Así, pues, se había adelantado bastante en cuanto a la superación del gomecismo. La consigna de la elección universal no fue esgrimida en la campaña comicial de 1946, ya que AD y el PDV llegaron a un acuerdo en torno a la candidatura de Diógenes Escalante y el compromiso de la innovación electoral para 1951, apertura del siguiente período. El estatuto petrolero de 1943 era lo suficientemente avanzado para causar la inquina de las compañías y Betancourt no le introdujo cambios reales cuando empezó a despachar en Miraflores. La ley agraria betancourista fue absolutamente inferior, dejaba campante el latifundio al remitir la reforma a “tierras de la Nación” y condicionarla a “planes y ordenamientos técnicos”. La lucha contra la corrupción resultó un brochazo hermoseador y las medidas intentadas al respecto tuvieron un evidente sesgo de retaliación política.

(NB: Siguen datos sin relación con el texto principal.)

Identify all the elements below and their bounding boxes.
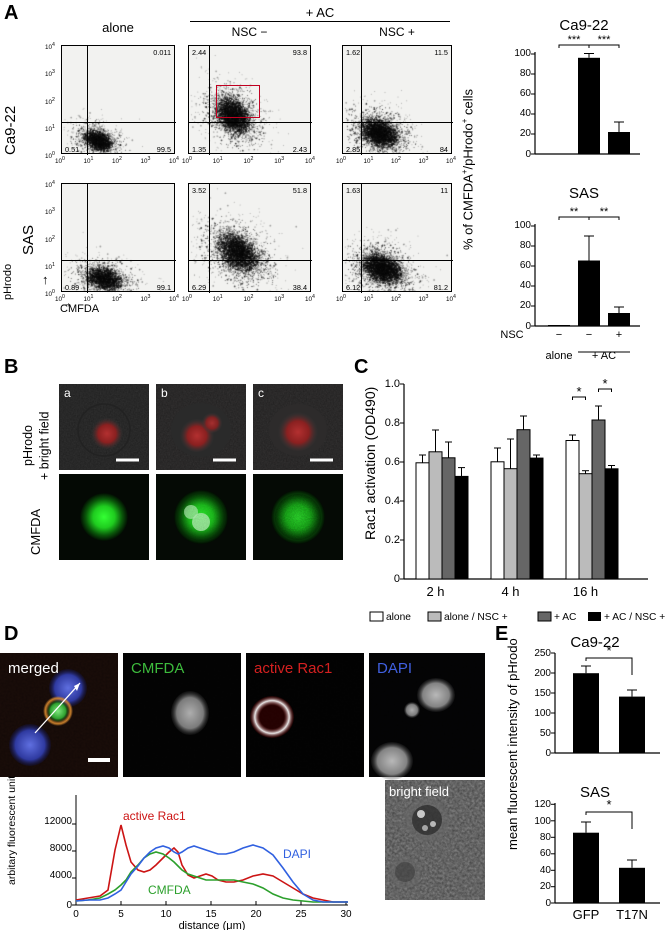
svg-text:−: − [586, 329, 592, 341]
svg-text:merged: merged [8, 660, 59, 677]
svg-text:16 h: 16 h [573, 584, 598, 599]
svg-text:20: 20 [520, 300, 532, 311]
svg-text:NSC: NSC [500, 329, 523, 341]
svg-text:250: 250 [534, 648, 551, 659]
svg-text:bright field: bright field [389, 784, 449, 799]
svg-text:distance (μm): distance (μm) [179, 920, 246, 930]
svg-text:*: * [606, 797, 611, 812]
svg-text:40: 40 [520, 280, 532, 291]
svg-text:c: c [258, 386, 264, 400]
svg-text:5: 5 [118, 909, 124, 920]
svg-text:0: 0 [525, 149, 531, 160]
svg-text:150: 150 [534, 688, 551, 699]
svg-text:DAPI: DAPI [377, 660, 412, 677]
svg-text:*: * [576, 384, 581, 399]
svg-text:40: 40 [540, 865, 552, 876]
svg-text:0: 0 [525, 321, 531, 332]
svg-text:0.8: 0.8 [385, 417, 400, 429]
svg-text:12000: 12000 [44, 816, 72, 827]
svg-text:*: * [602, 376, 607, 391]
svg-text:*: * [606, 643, 611, 658]
svg-text:0: 0 [394, 573, 400, 585]
svg-text:***: *** [568, 34, 582, 46]
svg-text:+ AC: + AC [554, 612, 576, 623]
svg-text:CMFDA: CMFDA [148, 883, 191, 897]
svg-text:−: − [556, 329, 562, 341]
svg-text:25: 25 [295, 909, 307, 920]
svg-text:0: 0 [66, 900, 72, 911]
svg-text:+ AC / NSC +: + AC / NSC + [604, 612, 665, 623]
svg-text:CMFDA: CMFDA [131, 660, 184, 677]
svg-text:50: 50 [540, 728, 552, 739]
svg-text:100: 100 [514, 220, 531, 231]
svg-text:0: 0 [545, 898, 551, 909]
svg-text:100: 100 [514, 48, 531, 59]
svg-text:40: 40 [520, 108, 532, 119]
svg-text:200: 200 [534, 668, 551, 679]
svg-text:alone / NSC +: alone / NSC + [444, 612, 508, 623]
svg-text:0: 0 [73, 909, 79, 920]
svg-text:60: 60 [520, 260, 532, 271]
svg-text:80: 80 [520, 240, 532, 251]
svg-text:20: 20 [520, 128, 532, 139]
svg-text:**: ** [600, 206, 609, 218]
svg-text:***: *** [598, 34, 612, 46]
svg-text:4000: 4000 [50, 870, 73, 881]
svg-text:DAPI: DAPI [283, 847, 311, 861]
svg-text:15: 15 [205, 909, 217, 920]
svg-text:Ca9-22: Ca9-22 [559, 18, 608, 34]
svg-text:60: 60 [520, 88, 532, 99]
svg-text:alone: alone [546, 350, 573, 362]
svg-text:20: 20 [250, 909, 262, 920]
svg-text:0: 0 [545, 748, 551, 759]
svg-text:active Rac1: active Rac1 [123, 809, 186, 823]
svg-text:100: 100 [534, 816, 551, 827]
svg-text:10: 10 [160, 909, 172, 920]
svg-text:8000: 8000 [50, 843, 73, 854]
svg-text:T17N: T17N [616, 907, 648, 922]
svg-text:4 h: 4 h [501, 584, 519, 599]
svg-text:SAS: SAS [569, 185, 599, 202]
svg-text:**: ** [570, 206, 579, 218]
svg-text:a: a [64, 386, 71, 400]
svg-text:80: 80 [540, 832, 552, 843]
svg-text:0.6: 0.6 [385, 456, 400, 468]
svg-text:60: 60 [540, 848, 552, 859]
svg-text:2 h: 2 h [426, 584, 444, 599]
svg-text:alone: alone [386, 612, 411, 623]
svg-text:120: 120 [534, 799, 551, 810]
svg-text:active Rac1: active Rac1 [254, 660, 332, 677]
svg-text:30: 30 [340, 909, 352, 920]
svg-text:Ca9-22: Ca9-22 [570, 635, 619, 651]
svg-text:1.0: 1.0 [385, 378, 400, 390]
svg-text:20: 20 [540, 881, 552, 892]
svg-text:GFP: GFP [573, 907, 600, 922]
svg-text:100: 100 [534, 708, 551, 719]
svg-text:80: 80 [520, 68, 532, 79]
svg-text:0.4: 0.4 [385, 495, 400, 507]
svg-text:0.2: 0.2 [385, 534, 400, 546]
svg-text:+: + [616, 329, 622, 341]
svg-text:b: b [161, 386, 168, 400]
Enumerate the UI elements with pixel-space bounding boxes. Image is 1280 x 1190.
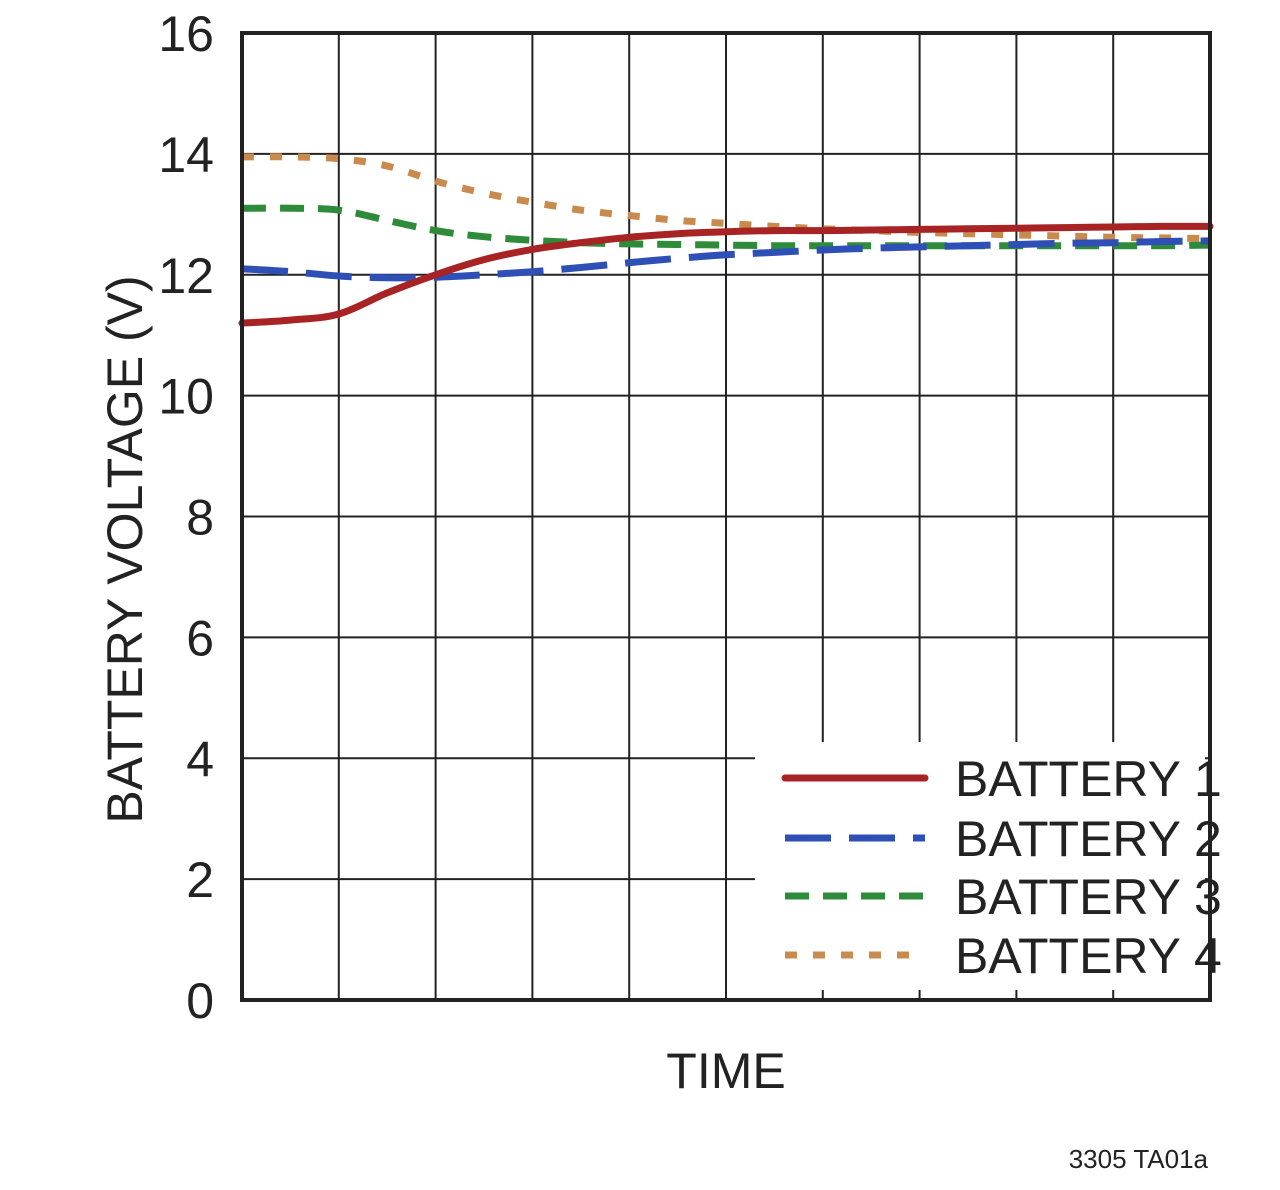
legend-label-4: BATTERY 4 [955, 928, 1222, 984]
y-tick-label: 2 [186, 852, 214, 908]
y-tick-labels: 0 2 4 6 8 10 12 14 16 [158, 6, 214, 1029]
y-tick-label: 16 [158, 6, 214, 62]
plot-frame [240, 31, 1212, 1002]
y-tick-label: 4 [186, 731, 214, 787]
legend-label-3: BATTERY 3 [955, 869, 1222, 925]
grid [242, 33, 1210, 1000]
y-tick-label: 14 [158, 127, 214, 183]
legend-label-2: BATTERY 2 [955, 811, 1222, 867]
y-tick-label: 8 [186, 490, 214, 546]
series-lines [238, 153, 1214, 327]
y-tick-label: 6 [186, 610, 214, 666]
y-axis-label: BATTERY VOLTAGE (V) [97, 275, 153, 823]
figure-code: 3305 TA01a [1069, 1144, 1209, 1174]
legend-label-1: BATTERY 1 [955, 751, 1222, 807]
x-axis-label: TIME [666, 1043, 785, 1099]
series-line-4 [241, 153, 1211, 242]
series-line-2 [241, 237, 1211, 282]
y-tick-label: 10 [158, 369, 214, 425]
y-tick-label: 0 [186, 973, 214, 1029]
series-line-1 [238, 222, 1214, 327]
y-tick-label: 12 [158, 248, 214, 304]
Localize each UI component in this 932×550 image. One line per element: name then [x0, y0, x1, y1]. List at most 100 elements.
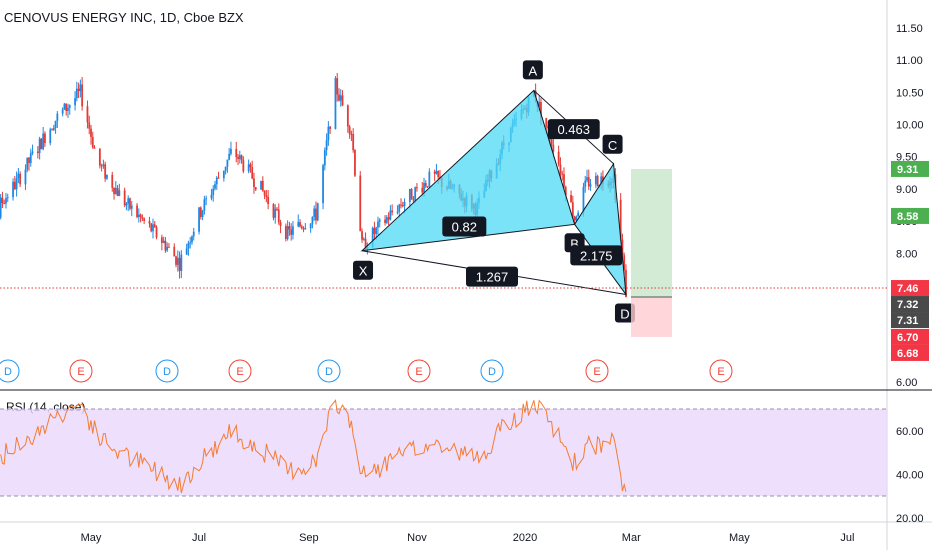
candle-body [586, 177, 588, 181]
candle-body [286, 226, 289, 239]
price-label-6-68 [891, 344, 929, 361]
candle-body [224, 166, 227, 171]
ratio-label-text: 0.463 [557, 122, 590, 137]
candle-body [302, 228, 305, 230]
candle-body [334, 78, 337, 129]
candle-body [153, 224, 156, 228]
candle-body [168, 246, 170, 248]
candle-body [141, 216, 144, 219]
pattern-point-c-text: C [608, 138, 617, 153]
earnings-marker [69, 359, 93, 383]
pattern-point-x [353, 260, 374, 280]
candle-body [253, 178, 255, 188]
candle-body [56, 113, 59, 121]
candle-body [86, 106, 89, 123]
candle-body [352, 134, 355, 151]
ratio-label [547, 119, 600, 140]
candle-body [371, 227, 374, 247]
candle-body [118, 190, 121, 196]
candle-body [191, 236, 193, 243]
candle-body [389, 210, 392, 220]
candle-body [130, 205, 133, 209]
candle-body [373, 227, 376, 234]
candle-body [150, 223, 153, 232]
candle-body [242, 160, 245, 172]
event-marker-text: D [163, 366, 171, 378]
candle-body [6, 197, 9, 199]
candle-body [403, 202, 406, 207]
price-label-7-46 [891, 280, 929, 297]
price-tick-label: 11.00 [896, 55, 923, 67]
price-tick-label: 10.50 [896, 87, 924, 99]
price-label-6-70 [891, 328, 929, 345]
candle-body [277, 209, 280, 223]
candle-body [391, 210, 394, 213]
candle-body [68, 105, 71, 108]
candle-body [261, 180, 264, 191]
event-marker-text: E [415, 366, 422, 378]
rsi-band [0, 409, 887, 496]
candle-body [148, 220, 151, 224]
price-label-8-58 [891, 207, 929, 224]
ratio-label-text: 1.267 [476, 270, 509, 285]
pattern-point-a-text: A [529, 63, 538, 78]
price-label-text: 6.70 [897, 332, 918, 344]
candle-body [222, 170, 225, 179]
candle-body [102, 164, 105, 166]
candle-body [384, 219, 386, 223]
candle-body [573, 216, 576, 221]
candle-body [272, 204, 275, 218]
candle-body [423, 182, 425, 193]
candle-body [309, 223, 312, 229]
price-label-text: 7.31 [897, 315, 918, 327]
candle-body [51, 129, 53, 131]
candle-body [274, 208, 277, 218]
candle-body [315, 208, 317, 221]
candle-body [173, 246, 176, 257]
candle-body [63, 103, 66, 110]
price-tick-label: 10.00 [896, 120, 924, 132]
candle-body [623, 255, 626, 270]
candle-body [619, 199, 622, 240]
candle-body [300, 226, 303, 229]
candle-body [1, 197, 4, 204]
candle-body [19, 173, 22, 185]
candle-body [426, 186, 429, 188]
candle-body [155, 227, 158, 238]
candle-body [288, 226, 291, 230]
candle-body [180, 254, 183, 271]
dividend-marker [480, 359, 504, 383]
candle-body [137, 214, 140, 218]
candle-body [15, 178, 18, 190]
ratio-label-text: 0.82 [452, 220, 477, 235]
candle-body [228, 153, 231, 160]
candle-body [215, 177, 218, 185]
time-tick-label: 2020 [513, 532, 537, 544]
candle-body [348, 126, 351, 134]
candle-body [77, 88, 80, 92]
candle-body [28, 157, 30, 164]
candle-body [304, 228, 307, 230]
candle-body [125, 203, 128, 206]
candle-body [557, 151, 560, 165]
rsi-tick-label: 60.00 [896, 426, 924, 438]
candle-body [359, 175, 362, 232]
candle-body [214, 184, 216, 189]
candle-body [589, 184, 592, 187]
time-tick-label: May [81, 532, 102, 544]
pattern-point-x-text: X [359, 264, 368, 279]
candle-body [29, 153, 32, 164]
time-tick-label: Jul [840, 532, 854, 544]
candle-body [361, 231, 363, 240]
candle-body [346, 105, 349, 127]
pattern-point-d-text: D [620, 306, 629, 321]
candle-body [67, 107, 69, 111]
earnings-marker [585, 359, 609, 383]
candle-body [199, 207, 202, 217]
candle-body [185, 248, 188, 255]
candle-body [596, 176, 599, 187]
candle-body [36, 151, 39, 154]
candle-body [139, 214, 142, 217]
candle-body [49, 129, 52, 144]
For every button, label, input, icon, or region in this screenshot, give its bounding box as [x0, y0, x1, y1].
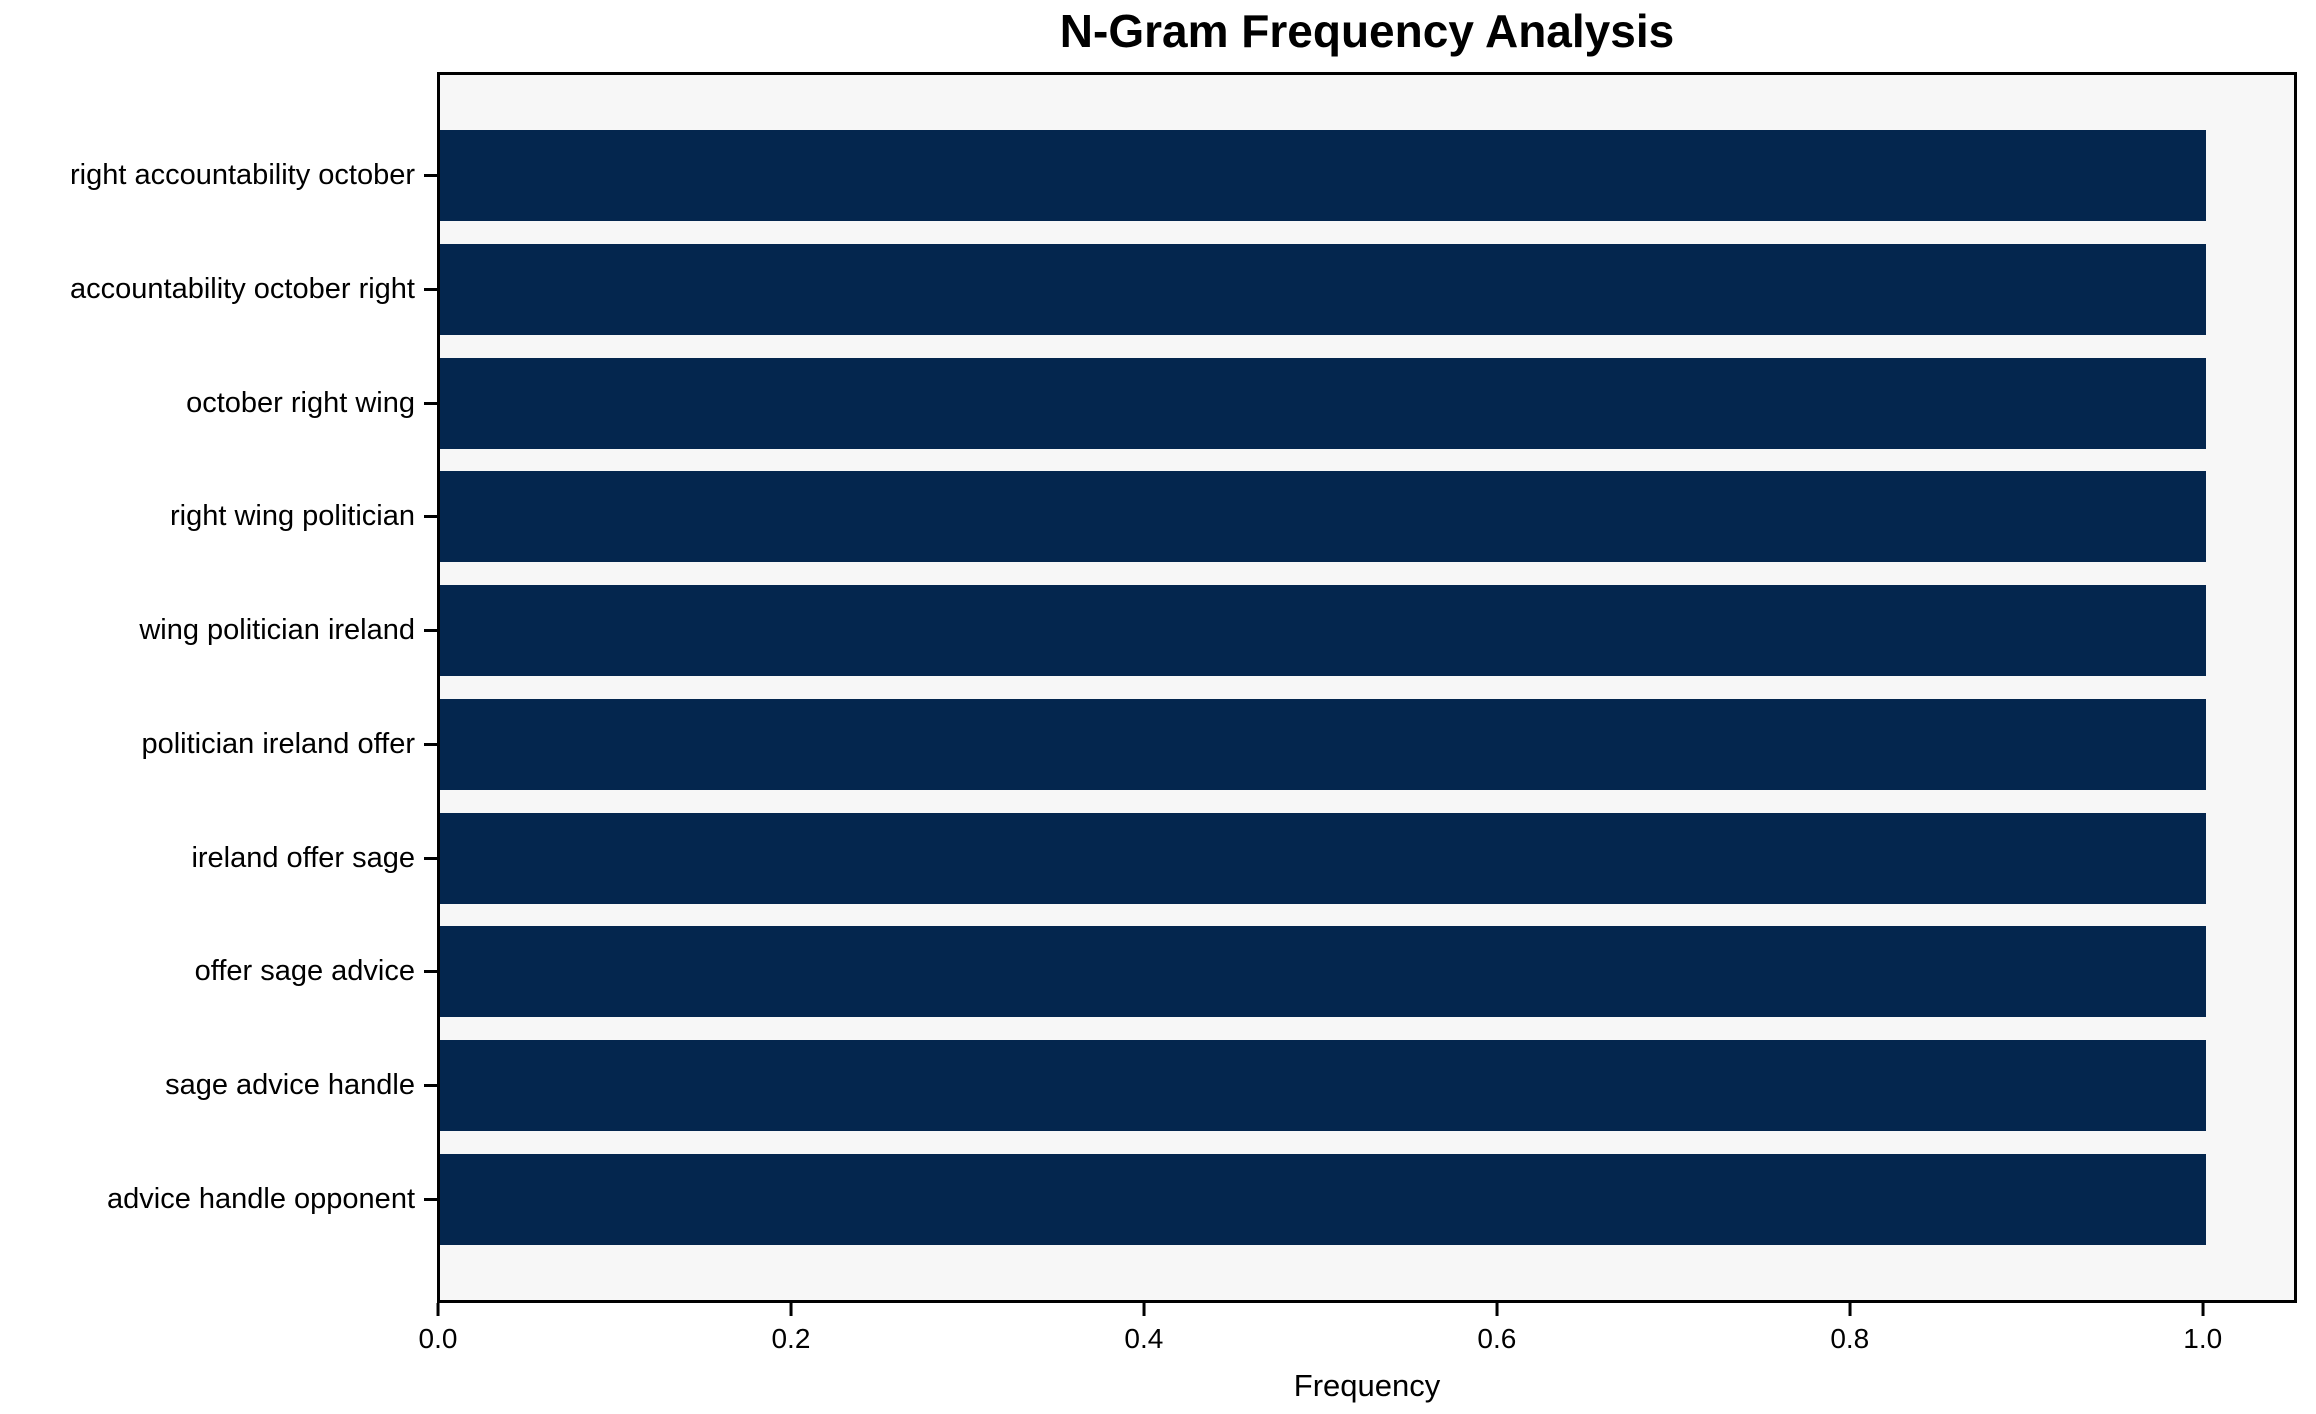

Sólo el ingreso de las multitudes a la palestra, mediante el voto, se logró en el trieno 45-48. Pero eso hubiera venido sin duda a partir de 1951, y bajo el betancourismo fue pasto de una demagogia irresponsable, engendradora de esperanzas que iban al haber del “caudillo” y de ideología desviadora de los caminos revolucionarios. El bloque de poder imperialismo-capital bancario-comercio importador-latifundio, que Medina había desafiado, siquiera con timidez, se consolidó y, pasando por Pérez Jiménez y el cuadragenio “democrático”, sumó al resto de la burguesía para atornillar su dominio explotador… Hasta que llegó la Revolución Bolivariana.